Keiji Nakazawa est né à Hiroshima en 1939. La bombe lui enlève son père, sa sœur aînée et son petit frère. Sa mère, enceinte, accouche sur le champ d’une fillette. Dans les années 70, il en fera la matrice de sa grande fresque à la fois historique et intime : Gen aux pieds nus.
À travers cet alter ego donc, Gen est un jeune garçon dynamique, espiègle et plein de ressources, le mangaka a raconté en 10 volumes, sa vie et sa ville de 1945 à 1953. Guerre et après guerre vues à travers les aventures du quotidien de la famille Nakaoka.
Les éditions du Tripode poursuivent avec succès la réédition de toute cette série devenue culte, témoignage de premier plan et à hauteur d’enfant. Après l’avant Hiroshima (tome 1), l’horreur de la bombe (tome 2), puis le début de « l’après » de la bombe atomique (tome 3), voici Hiroshima, 30 août 1945 – août 1947 que balaie le tome 4.
Il débute par la descente d’avion du général Mac Arthur, commandant en chef des forces alliées, à Atsugi, près de Tokyo. Et les langues vont bon train au sujet de « ces saletés d’Amerloques » qui couperaient les couilles des hommes et violeraient les femmes selon les dires populaires. C’est donc pour se protéger que Gen et Ryuta s’affublent d’une armure de tôle autour de la taille ! Les enfants récupèrent facilement des chewing gum auprès de ces soldats finalement inoffensifs.

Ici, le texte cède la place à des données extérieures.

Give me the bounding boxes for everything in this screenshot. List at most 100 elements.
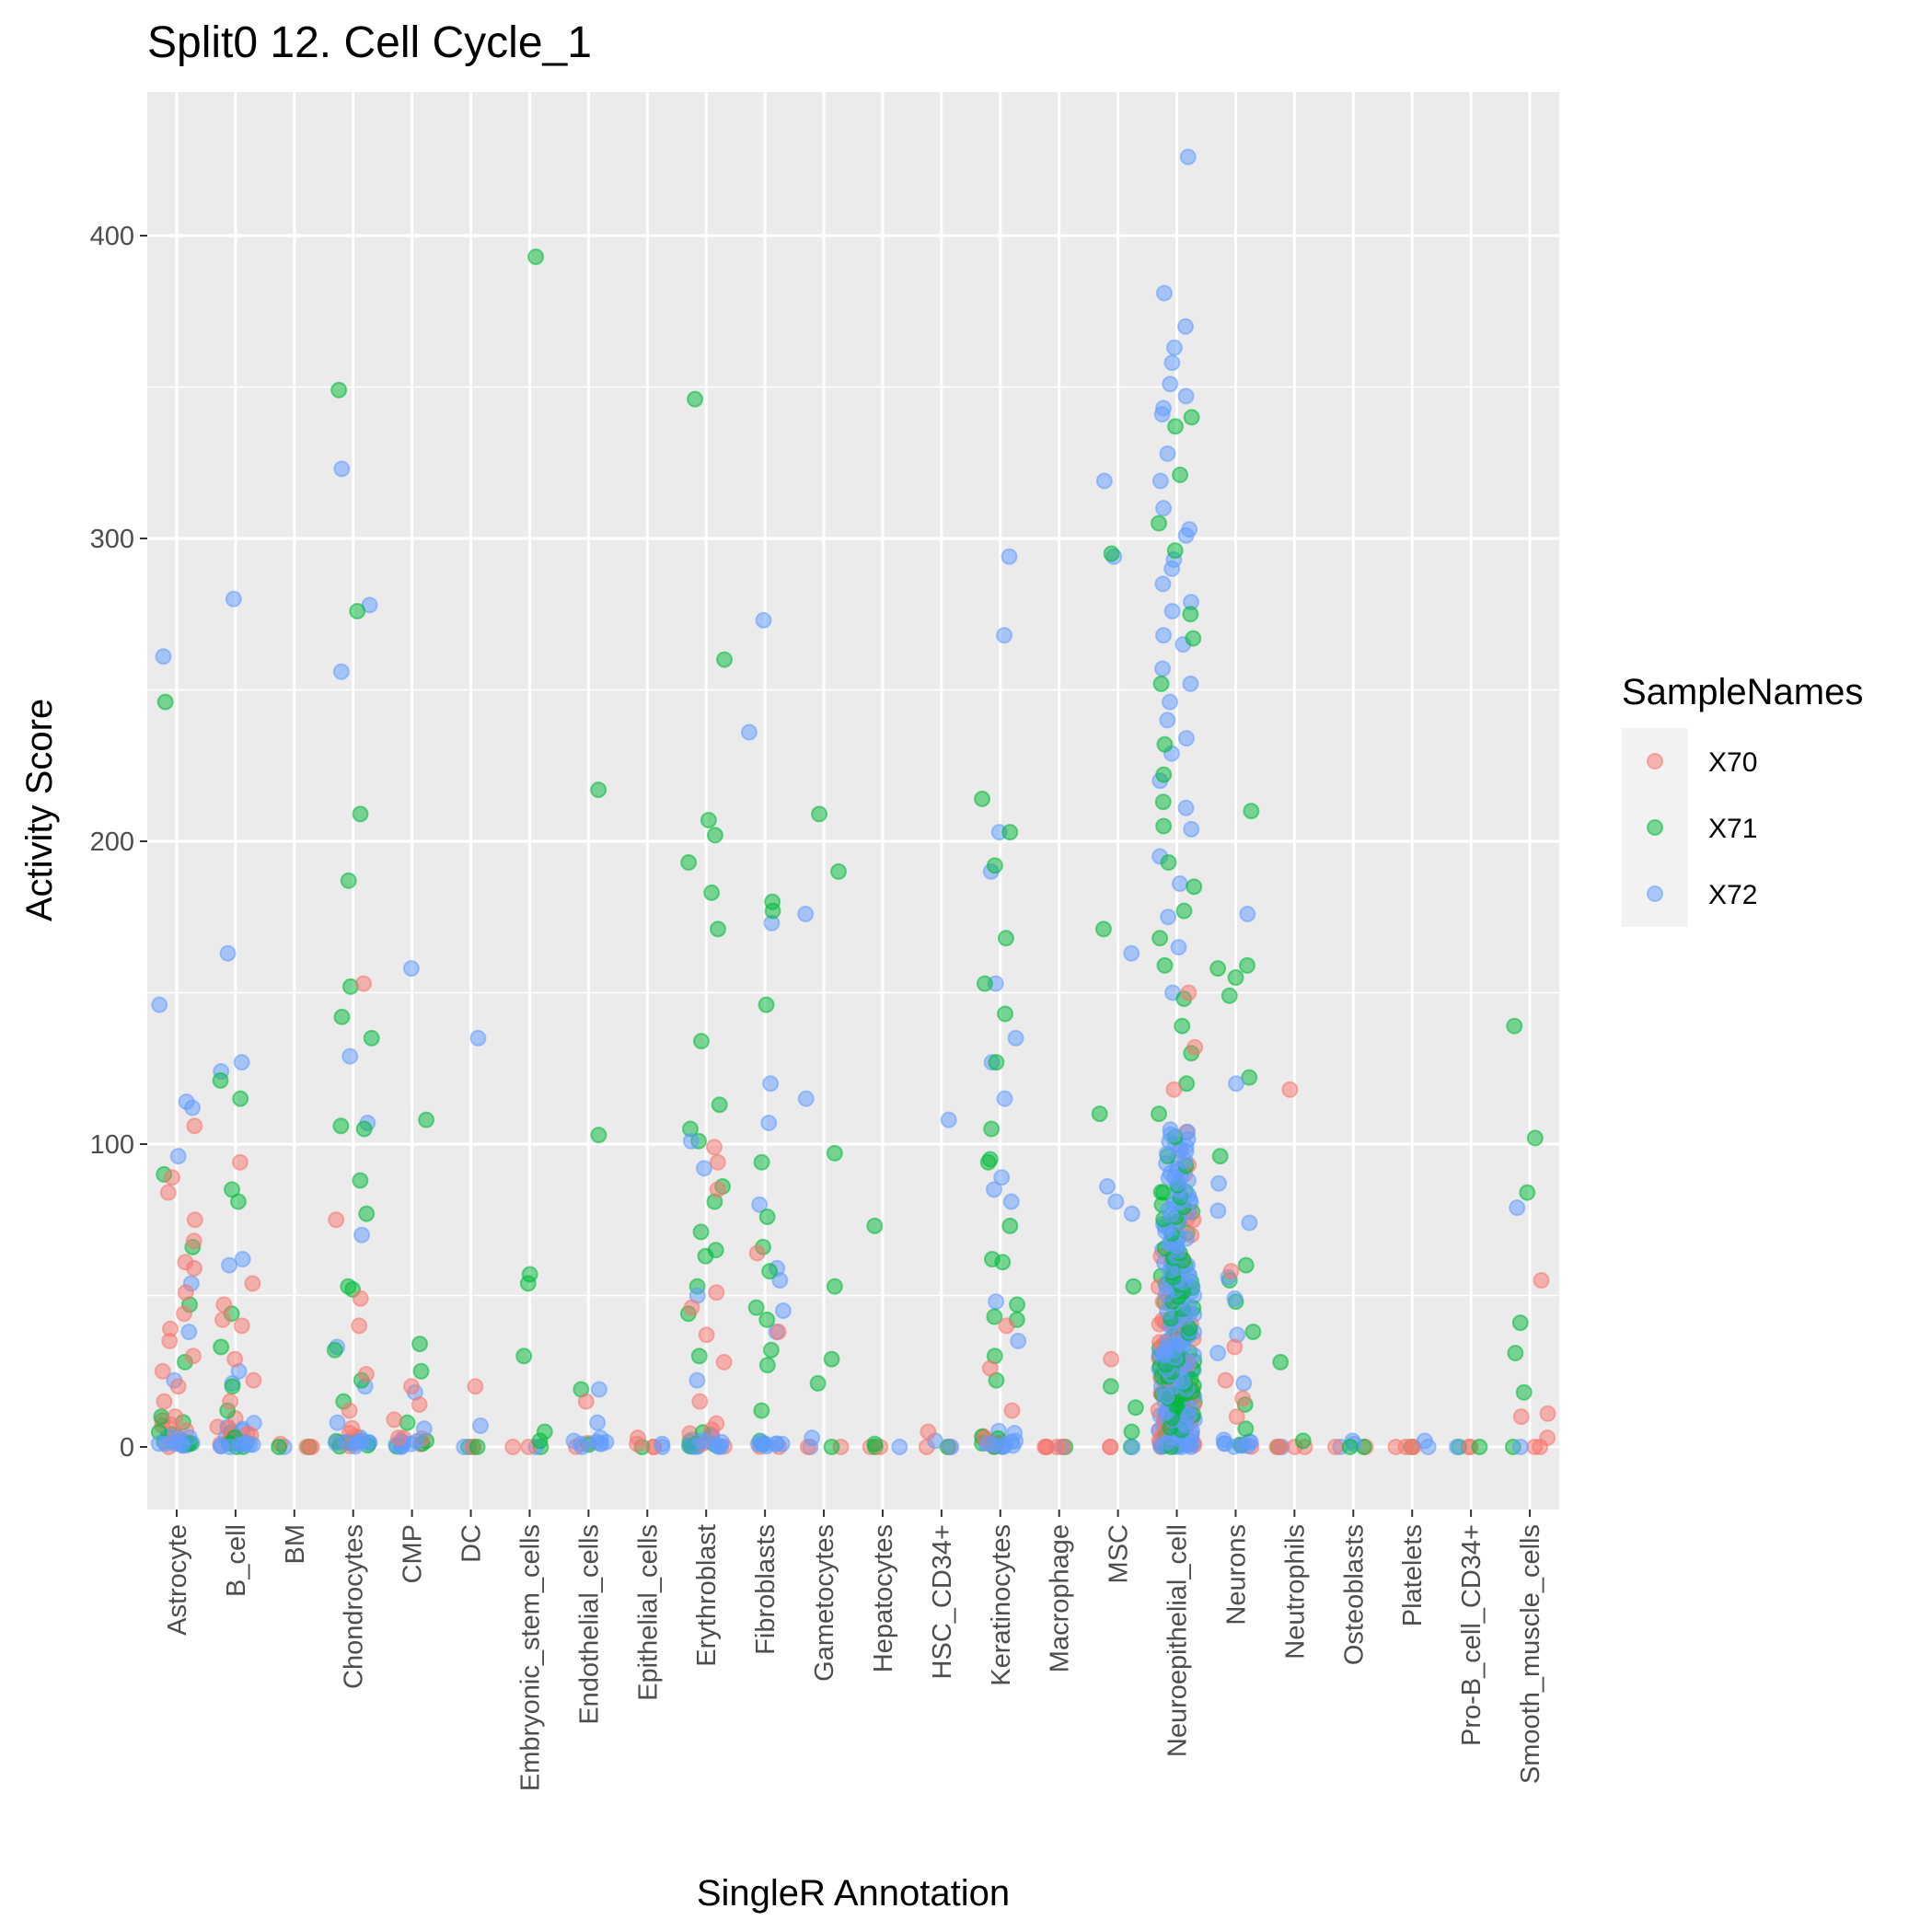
data-point [1123, 944, 1140, 962]
data-point [762, 1341, 780, 1359]
data-point [355, 975, 373, 992]
data-point [993, 1169, 1011, 1186]
data-point [167, 1408, 184, 1426]
data-point [221, 1256, 238, 1274]
y-axis: 0 100 200 300 400 [90, 222, 147, 1463]
data-point [504, 1439, 522, 1455]
data-point [985, 1181, 1002, 1198]
data-point [980, 1435, 998, 1452]
data-point [1526, 1129, 1544, 1147]
data-point [1156, 735, 1174, 753]
data-point [1151, 515, 1168, 532]
data-point [891, 1439, 908, 1455]
data-point [1162, 376, 1179, 393]
data-point [1159, 445, 1176, 462]
data-point [225, 590, 242, 607]
data-point [797, 905, 815, 922]
data-point [1001, 824, 1019, 841]
data-point [1217, 1371, 1234, 1389]
data-point [1123, 1423, 1140, 1440]
data-point [232, 1090, 249, 1107]
data-point [214, 1311, 231, 1328]
data-point [768, 1435, 785, 1452]
x-tick-label: BM [281, 1524, 310, 1565]
data-point [1166, 542, 1184, 560]
data-point [592, 1429, 609, 1447]
data-point [1235, 1374, 1253, 1392]
data-point [1341, 1439, 1359, 1455]
data-point [333, 460, 351, 478]
data-point [1174, 1017, 1191, 1035]
data-point [866, 1217, 884, 1234]
data-point [1242, 1433, 1259, 1451]
data-point [159, 1184, 177, 1201]
data-point [826, 1144, 843, 1162]
data-point [1239, 905, 1256, 922]
data-point [411, 1395, 428, 1413]
data-point [1209, 1345, 1227, 1362]
x-tick-label: Neuroepithelial_cell [1163, 1524, 1193, 1757]
data-point [219, 944, 237, 962]
data-point [184, 1348, 202, 1365]
data-point [271, 1439, 288, 1455]
data-point [233, 1317, 250, 1335]
data-point [1271, 1439, 1289, 1455]
data-point [692, 1432, 710, 1450]
data-point [629, 1435, 646, 1452]
data-point [469, 1439, 486, 1455]
y-tick-label: 100 [90, 1130, 134, 1160]
data-point [986, 857, 1003, 874]
data-point [797, 1090, 815, 1107]
data-point [1162, 693, 1179, 711]
data-point [1241, 1214, 1258, 1232]
data-point [1151, 472, 1169, 490]
data-point [1151, 1105, 1168, 1123]
data-point [764, 902, 781, 920]
data-point [1010, 1332, 1027, 1349]
data-point [1160, 1332, 1177, 1349]
data-point [1177, 388, 1195, 405]
data-point [1123, 1205, 1140, 1222]
data-point [706, 827, 723, 844]
y-tick-label: 0 [120, 1433, 134, 1463]
data-point [713, 1433, 731, 1451]
data-point [233, 1054, 250, 1071]
data-point [1416, 1432, 1433, 1450]
data-point [1177, 799, 1195, 816]
data-point [1107, 1193, 1125, 1210]
data-point [753, 1402, 770, 1419]
data-point [213, 1438, 230, 1455]
data-point [412, 1362, 430, 1380]
data-point [1512, 1408, 1530, 1426]
data-point [326, 1341, 343, 1359]
data-point [1539, 1429, 1556, 1447]
data-point [357, 1366, 375, 1383]
data-point [711, 1096, 728, 1114]
data-point [1163, 354, 1181, 372]
data-points [150, 148, 1556, 1455]
legend: SampleNames X70 X71 X72 [1622, 672, 1863, 927]
data-point [156, 1393, 173, 1410]
data-point [1509, 1199, 1526, 1217]
data-point [758, 1208, 776, 1225]
x-tick-label: Astrocyte [163, 1524, 192, 1636]
x-tick-label: Gametocytes [810, 1524, 839, 1682]
data-point [680, 854, 698, 872]
data-point [389, 1429, 407, 1447]
data-point [1154, 575, 1172, 593]
data-point [163, 1169, 180, 1186]
data-point [332, 1117, 350, 1135]
data-point [996, 627, 1013, 644]
data-point [747, 1299, 765, 1316]
data-point [352, 1172, 369, 1189]
data-point [215, 1296, 233, 1313]
legend-label: X72 [1708, 880, 1757, 910]
y-tick-label: 200 [90, 827, 134, 857]
data-point [760, 1114, 778, 1131]
data-point [682, 1132, 700, 1150]
data-point [758, 1357, 776, 1374]
data-point [360, 1434, 377, 1452]
data-point [998, 1317, 1015, 1335]
data-point [1294, 1432, 1312, 1450]
data-point [157, 1435, 175, 1452]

Mais la famille rejointe par les 2 grands frères de Gen, Akira et Koji, doit vite regagner Hiroshima car elle est mise à la porte de son asile d’Eba. La faim les dévore, la malnutrition les gagne et particumièrement la petite Tomoko. Les soldats américains ont des vivres mais il est difficile de les voler. D’anciens gangs se reforment, n’hésitant pas à utiliser les gamins, la plupart orphelins. C’est ainsi que disparaît Ryuta.
Cependant Gen et Akira retournent à l’école de Motokawa, détruite. Les cours recommencent comme ils peuvent. Gen se rapproche alors de Michiko, qui, comme lui, a perdu ses cheveux, mais aussi ses parents. S a grande sœur se prostitue pour subvenir à leurs besoins à toutes 2.
Et puis Tomoko est bientôt enlevée et de nombreuses péripéties tournent autour de sa disparaition.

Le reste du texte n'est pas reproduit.